Ricksty, o Pinheiro sem folhas

Não podemos fazer 50 todo dia, isso só nos é permitido uma vez, me parece. Eu mesmo nunca fiz, o que indica que isso ainda irá, acho, acontecer. Até lá, bem, existe um tempo que tartaruga pelos dias e às vezes cavalga em direção a um muro. Se irá pulá-lo ou não, aí é só esperando para ver. Eu acho que estou nesse meio termo, mas isso não importa por momento.

Conheço o velho Ricardo faz uns bons anos, ele tinha um pouco mais de minha idade hoje e eu, bem... As afinidades foram nascendo como nesses choques das folhas quando caem no chão. Numa hora estão lá, pregadas em galhos firmes e corretos, mas depois precisam sentir o gosto do asfalto. Nesse caso, não sei quem era a folha, mas sei que houve a colisão.

Gibis, discos, livros, uma série de idiotices importantes e chatas. Sim, também há o futebol, a política e suas medusas. Cada um com sua arma, nos enfrentamos por vezes. Isso é realmente um fato, os bate bocas de dias duros e palavras ríspidas, enfim.

Caminhamos muito por esses anos, literalmente também. Noites gastando sola e ouvidos, ainda que o som fosse só o da noite, e esse ninguém ainda gravou. Também havia o som da vida, mas esta anda tão depressa que pessoa alguma para e presta atenção.

Os shows, esses foram especiais. Havia naqueles momentos apenas duas pessoas admiradas em ver como alguém é capaz de ser algo tão original, intenso e humano, pois assim é a música, ao menos deveria ser. Assim é amizade, ao menos deveria ser.

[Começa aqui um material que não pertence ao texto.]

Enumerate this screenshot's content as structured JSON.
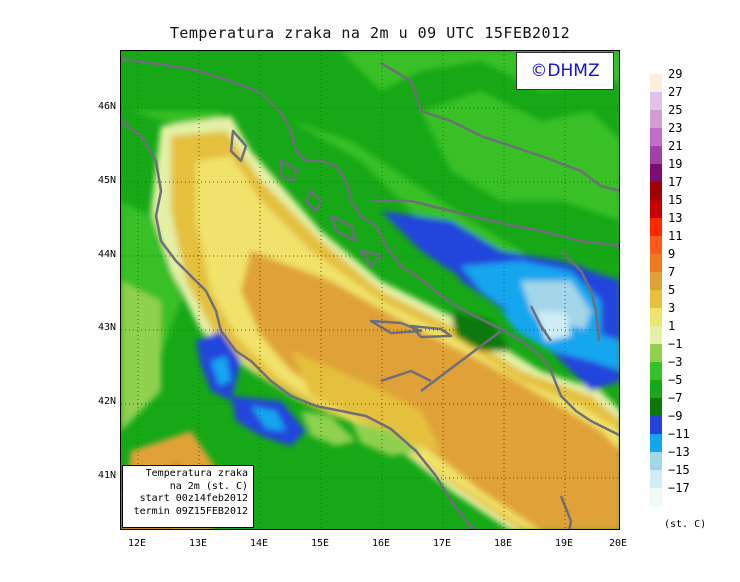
{
  "title": "Temperatura zraka na 2m u 09 UTC 15FEB2012",
  "copyright": "©DHMZ",
  "info": {
    "line1": "Temperatura zraka",
    "line2": "na 2m (st. C)",
    "line3": "start 00z14feb2012",
    "line4": "termin 09Z15FEB2012"
  },
  "axes": {
    "lat_labels": [
      "46N",
      "45N",
      "44N",
      "43N",
      "42N",
      "41N"
    ],
    "lon_labels": [
      "12E",
      "13E",
      "14E",
      "15E",
      "16E",
      "17E",
      "18E",
      "19E",
      "20E"
    ]
  },
  "legend": {
    "labels": [
      "29",
      "27",
      "25",
      "23",
      "21",
      "19",
      "17",
      "15",
      "13",
      "11",
      "9",
      "7",
      "5",
      "3",
      "1",
      "−1",
      "−3",
      "−5",
      "−7",
      "−9",
      "−11",
      "−13",
      "−15",
      "−17"
    ],
    "colors": [
      "#fdeedc",
      "#ddc3e6",
      "#d49bd6",
      "#c36ccc",
      "#a040ac",
      "#7c0c70",
      "#a00000",
      "#c80000",
      "#ff2800",
      "#ff5a1e",
      "#f07823",
      "#e0a238",
      "#e4c03c",
      "#f0e26a",
      "#e4f0a6",
      "#8fd050",
      "#39c025",
      "#17a817",
      "#0b780b",
      "#2244dc",
      "#12a6ee",
      "#a3d6e8",
      "#cfeef4",
      "#f0fafa"
    ],
    "unit": "(st. C)"
  }
}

A amizade, nome de ponte, livro, um substantivo sem definição concreta, não palpável. Isso sim é que é estranho, não? Dizer amigo é só um ato, como tantos outros; descascar laranjas, chutar pedras e rabiscar com um canivete na polpa firme de uma árvore já milenar.

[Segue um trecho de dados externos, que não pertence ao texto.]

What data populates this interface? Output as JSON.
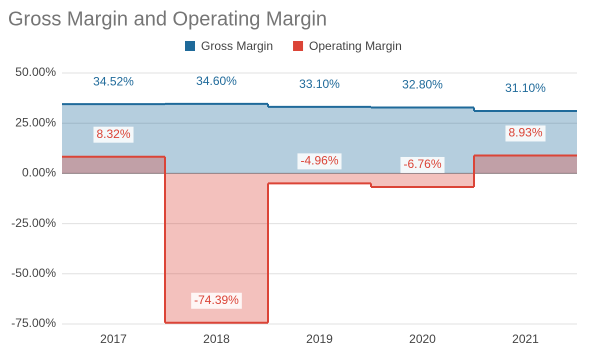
{
  "chart_data": {
    "type": "stepped-area",
    "title": "Gross Margin and Operating Margin",
    "categories": [
      "2017",
      "2018",
      "2019",
      "2020",
      "2021"
    ],
    "series": [
      {
        "name": "Gross Margin",
        "color": "#1f6a9a",
        "values": [
          34.52,
          34.6,
          33.1,
          32.8,
          31.1
        ],
        "value_labels": [
          "34.52%",
          "34.60%",
          "33.10%",
          "32.80%",
          "31.10%"
        ]
      },
      {
        "name": "Operating Margin",
        "color": "#db4437",
        "values": [
          8.32,
          -74.39,
          -4.96,
          -6.76,
          8.93
        ],
        "value_labels": [
          "8.32%",
          "-74.39%",
          "-4.96%",
          "-6.76%",
          "8.93%"
        ]
      }
    ],
    "ylim": [
      -75,
      50
    ],
    "yticks": [
      {
        "value": -75,
        "label": "-75.00%"
      },
      {
        "value": -50,
        "label": "-50.00%"
      },
      {
        "value": -25,
        "label": "-25.00%"
      },
      {
        "value": 0,
        "label": "0.00%"
      },
      {
        "value": 25,
        "label": "25.00%"
      },
      {
        "value": 50,
        "label": "50.00%"
      }
    ],
    "grid": true,
    "legend": "top"
  }
}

A amizade é uma árvore, parece. Usamos de nossos canivetes de formas várias para rabiscarmos incessantemente a sua polpa. Tem horas que tudo parece ruir, mas depois vemos que a casca permanece, pedindo para que não deixemos de cutucá-la.

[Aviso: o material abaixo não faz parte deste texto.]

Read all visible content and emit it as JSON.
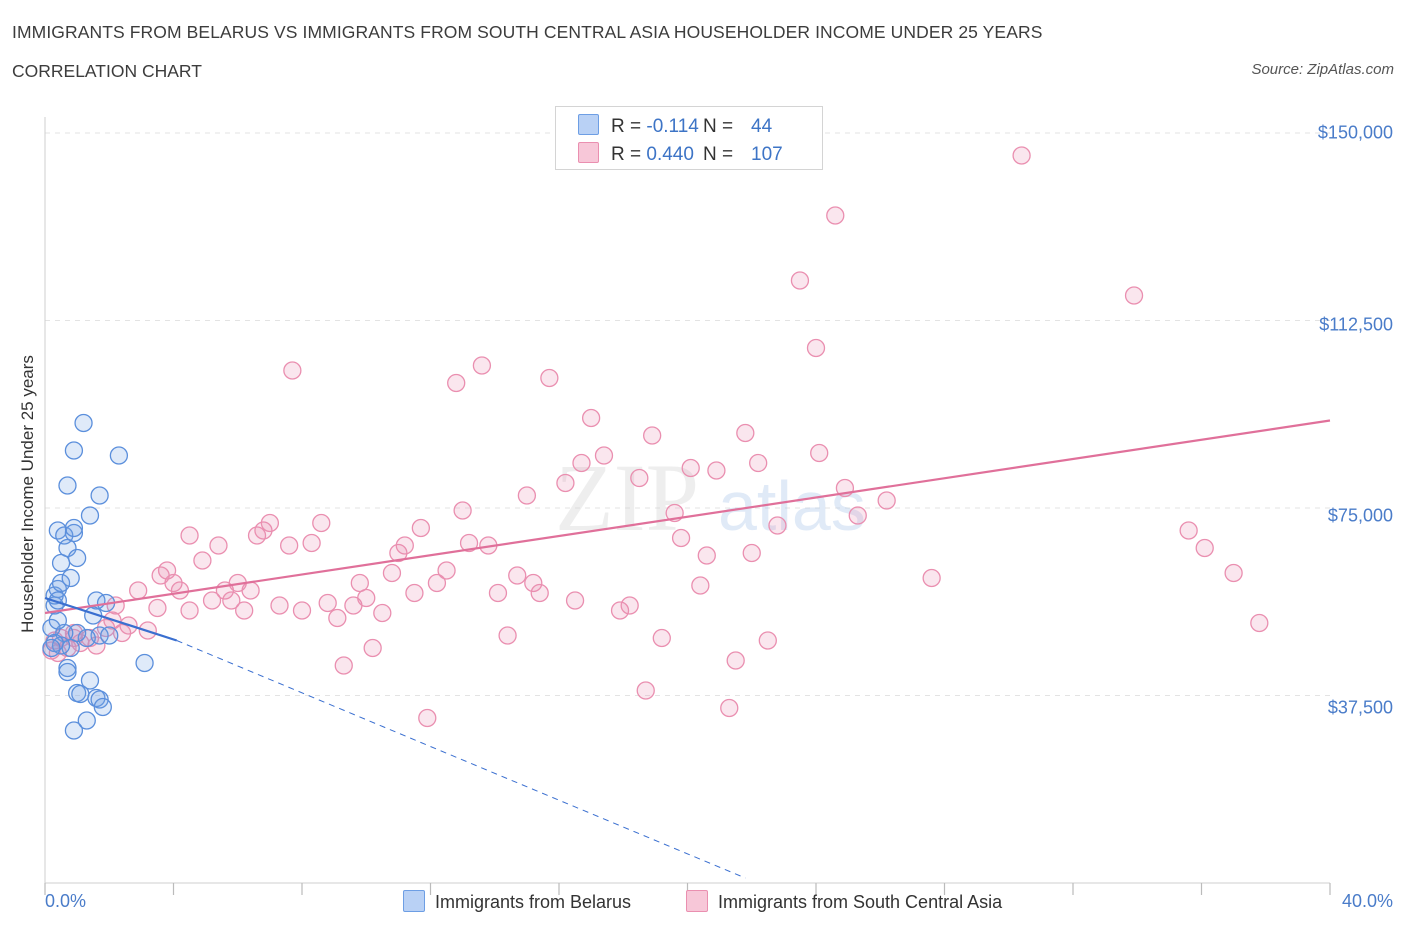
{
  "title": "IMMIGRANTS FROM BELARUS VS IMMIGRANTS FROM SOUTH CENTRAL ASIA HOUSEHOLDER INCOME UNDER 25 YEARS",
  "subtitle": "CORRELATION CHART",
  "source": "Source: ZipAtlas.com",
  "watermark": {
    "zip": "ZIP",
    "atlas": "atlas"
  },
  "legend": {
    "belarus": {
      "r_label": "R = ",
      "r_value": "-0.114",
      "n_label": "N = ",
      "n_value": "44"
    },
    "sca": {
      "r_label": "R = ",
      "r_value": "0.440",
      "n_label": "N = ",
      "n_value": "107"
    }
  },
  "chart_data": {
    "type": "scatter",
    "title": "IMMIGRANTS FROM BELARUS VS IMMIGRANTS FROM SOUTH CENTRAL ASIA HOUSEHOLDER INCOME UNDER 25 YEARS",
    "xlabel": "",
    "ylabel": "Householder Income Under 25 years",
    "xlim": [
      0,
      40
    ],
    "ylim": [
      0,
      150000
    ],
    "x_tick_labels": [
      "0.0%",
      "40.0%"
    ],
    "y_ticks": [
      37500,
      75000,
      112500,
      150000
    ],
    "y_tick_labels": [
      "$37,500",
      "$75,000",
      "$112,500",
      "$150,000"
    ],
    "grid": true,
    "legend_position": "bottom",
    "colors": {
      "belarus": "#6d9ee4",
      "sca": "#ea8fb0",
      "belarus_line": "#3a6fd0",
      "sca_line": "#e0709a",
      "axis_text": "#4a7cc9"
    },
    "series": [
      {
        "name": "Immigrants from Belarus",
        "color": "#6d9ee4",
        "trend": {
          "x": [
            0,
            4.1
          ],
          "y": [
            57000,
            48500
          ],
          "dashed_to": [
            21.8,
            1000
          ]
        },
        "points": [
          [
            0.3,
            55500
          ],
          [
            0.3,
            57500
          ],
          [
            0.4,
            58800
          ],
          [
            0.4,
            56500
          ],
          [
            0.5,
            60000
          ],
          [
            0.5,
            64000
          ],
          [
            0.4,
            70500
          ],
          [
            0.6,
            69500
          ],
          [
            0.7,
            67000
          ],
          [
            0.8,
            61000
          ],
          [
            0.9,
            70000
          ],
          [
            0.9,
            71000
          ],
          [
            1.0,
            65000
          ],
          [
            0.7,
            79500
          ],
          [
            0.9,
            86500
          ],
          [
            1.2,
            92000
          ],
          [
            1.4,
            73500
          ],
          [
            1.7,
            77500
          ],
          [
            2.3,
            85500
          ],
          [
            1.6,
            56500
          ],
          [
            1.5,
            53500
          ],
          [
            1.7,
            49500
          ],
          [
            1.3,
            49000
          ],
          [
            1.0,
            50000
          ],
          [
            0.8,
            47000
          ],
          [
            0.6,
            50000
          ],
          [
            0.5,
            47500
          ],
          [
            0.7,
            43000
          ],
          [
            0.7,
            42200
          ],
          [
            1.0,
            38000
          ],
          [
            1.1,
            37800
          ],
          [
            1.4,
            40500
          ],
          [
            1.6,
            37000
          ],
          [
            1.7,
            36700
          ],
          [
            1.8,
            35200
          ],
          [
            1.3,
            32500
          ],
          [
            0.9,
            30500
          ],
          [
            3.1,
            44000
          ],
          [
            2.0,
            49500
          ],
          [
            0.2,
            51000
          ],
          [
            0.4,
            52500
          ],
          [
            0.3,
            48000
          ],
          [
            1.9,
            56000
          ],
          [
            0.2,
            47000
          ]
        ]
      },
      {
        "name": "Immigrants from South Central Asia",
        "color": "#ea8fb0",
        "trend": {
          "x": [
            0,
            40
          ],
          "y": [
            54000,
            92500
          ]
        },
        "points": [
          [
            0.3,
            48500
          ],
          [
            0.5,
            49000
          ],
          [
            0.7,
            47000
          ],
          [
            0.9,
            50000
          ],
          [
            1.1,
            48000
          ],
          [
            1.4,
            49000
          ],
          [
            1.6,
            47500
          ],
          [
            1.9,
            51000
          ],
          [
            2.1,
            52500
          ],
          [
            2.2,
            55500
          ],
          [
            2.4,
            50000
          ],
          [
            2.6,
            51500
          ],
          [
            2.9,
            58500
          ],
          [
            3.2,
            50500
          ],
          [
            3.5,
            55000
          ],
          [
            3.6,
            61500
          ],
          [
            3.8,
            62500
          ],
          [
            4.0,
            60000
          ],
          [
            4.2,
            58500
          ],
          [
            4.5,
            54500
          ],
          [
            4.5,
            69500
          ],
          [
            4.9,
            64500
          ],
          [
            5.2,
            56500
          ],
          [
            5.4,
            67500
          ],
          [
            5.6,
            58500
          ],
          [
            5.8,
            56500
          ],
          [
            6.0,
            60000
          ],
          [
            6.2,
            54500
          ],
          [
            6.4,
            58500
          ],
          [
            6.6,
            69500
          ],
          [
            6.8,
            70500
          ],
          [
            7.0,
            72000
          ],
          [
            7.3,
            55500
          ],
          [
            7.6,
            67500
          ],
          [
            7.7,
            102500
          ],
          [
            8.0,
            54500
          ],
          [
            8.3,
            68000
          ],
          [
            8.6,
            72000
          ],
          [
            8.8,
            56000
          ],
          [
            9.1,
            53000
          ],
          [
            9.3,
            43500
          ],
          [
            9.6,
            55500
          ],
          [
            9.8,
            60000
          ],
          [
            10.0,
            57000
          ],
          [
            10.2,
            47000
          ],
          [
            10.5,
            54000
          ],
          [
            10.8,
            62000
          ],
          [
            11.0,
            66000
          ],
          [
            11.2,
            67500
          ],
          [
            11.5,
            58000
          ],
          [
            11.7,
            71000
          ],
          [
            11.9,
            33000
          ],
          [
            12.2,
            60000
          ],
          [
            12.5,
            62500
          ],
          [
            12.8,
            100000
          ],
          [
            13.0,
            74500
          ],
          [
            13.2,
            68000
          ],
          [
            13.6,
            103500
          ],
          [
            13.8,
            67500
          ],
          [
            14.1,
            58000
          ],
          [
            14.4,
            49500
          ],
          [
            14.7,
            61500
          ],
          [
            15.0,
            77500
          ],
          [
            15.2,
            60000
          ],
          [
            15.4,
            58000
          ],
          [
            15.7,
            101000
          ],
          [
            16.2,
            80000
          ],
          [
            16.5,
            56500
          ],
          [
            16.7,
            84000
          ],
          [
            17.0,
            93000
          ],
          [
            17.4,
            85500
          ],
          [
            17.9,
            54500
          ],
          [
            18.2,
            55500
          ],
          [
            18.5,
            81000
          ],
          [
            18.7,
            38500
          ],
          [
            18.9,
            89500
          ],
          [
            19.2,
            49000
          ],
          [
            19.6,
            74000
          ],
          [
            19.8,
            69000
          ],
          [
            20.1,
            83000
          ],
          [
            20.4,
            59500
          ],
          [
            20.6,
            65500
          ],
          [
            20.9,
            82500
          ],
          [
            21.3,
            35000
          ],
          [
            21.5,
            44500
          ],
          [
            21.8,
            90000
          ],
          [
            22.0,
            66000
          ],
          [
            22.2,
            84000
          ],
          [
            22.5,
            48500
          ],
          [
            22.8,
            71500
          ],
          [
            23.5,
            120500
          ],
          [
            24.0,
            107000
          ],
          [
            24.1,
            86000
          ],
          [
            24.6,
            133500
          ],
          [
            24.9,
            79000
          ],
          [
            25.3,
            73500
          ],
          [
            26.2,
            76500
          ],
          [
            27.6,
            61000
          ],
          [
            30.4,
            145500
          ],
          [
            33.9,
            117500
          ],
          [
            35.6,
            70500
          ],
          [
            36.1,
            67000
          ],
          [
            37.0,
            62000
          ],
          [
            37.8,
            52000
          ],
          [
            0.2,
            46500
          ],
          [
            0.4,
            46000
          ],
          [
            0.9,
            49000
          ]
        ]
      }
    ]
  },
  "bottom_legend": [
    {
      "label": "Immigrants from Belarus",
      "color": "#6d9ee4"
    },
    {
      "label": "Immigrants from South Central Asia",
      "color": "#ea8fb0"
    }
  ]
}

Já faz tempo que não encontro com o velho Ricardo. Seja para um café, um chá na Ipiranga, um sebo na Luz, Brás ou São Bento. Ou mesmo para uma simples volta pela cidade de seu estimado João Antônio. “E ae, meu”, “jamais”, diria o bom amigo, que me tratava com a um irmão mais novo.

Bom, acho que assim são as relações, não importa o nome que damos a elas, se é bonito, íntimo, feio ou caricato, o peso e a verdade vão muito além disso. O peso que perdêramos na academia onde mais conversávamos do que treinávamos, o peso que ficou e voltou em tantas andanças e danças, de Gil à Slade, de Llosa à Crumb.

Hoje, por um desses acasos de calendário, dias e relógios, meu velho amigo Ricardo chega aos 50. Não sei se irá pular o muro, isso é escolha dele. Não posso lhe dar um abraço, tampouco um aperto de mãos. Assim, faço o que meus dedos mandam, escrevo.

Grande amigo, pequeno Ned, o tomorrow realmente never knows.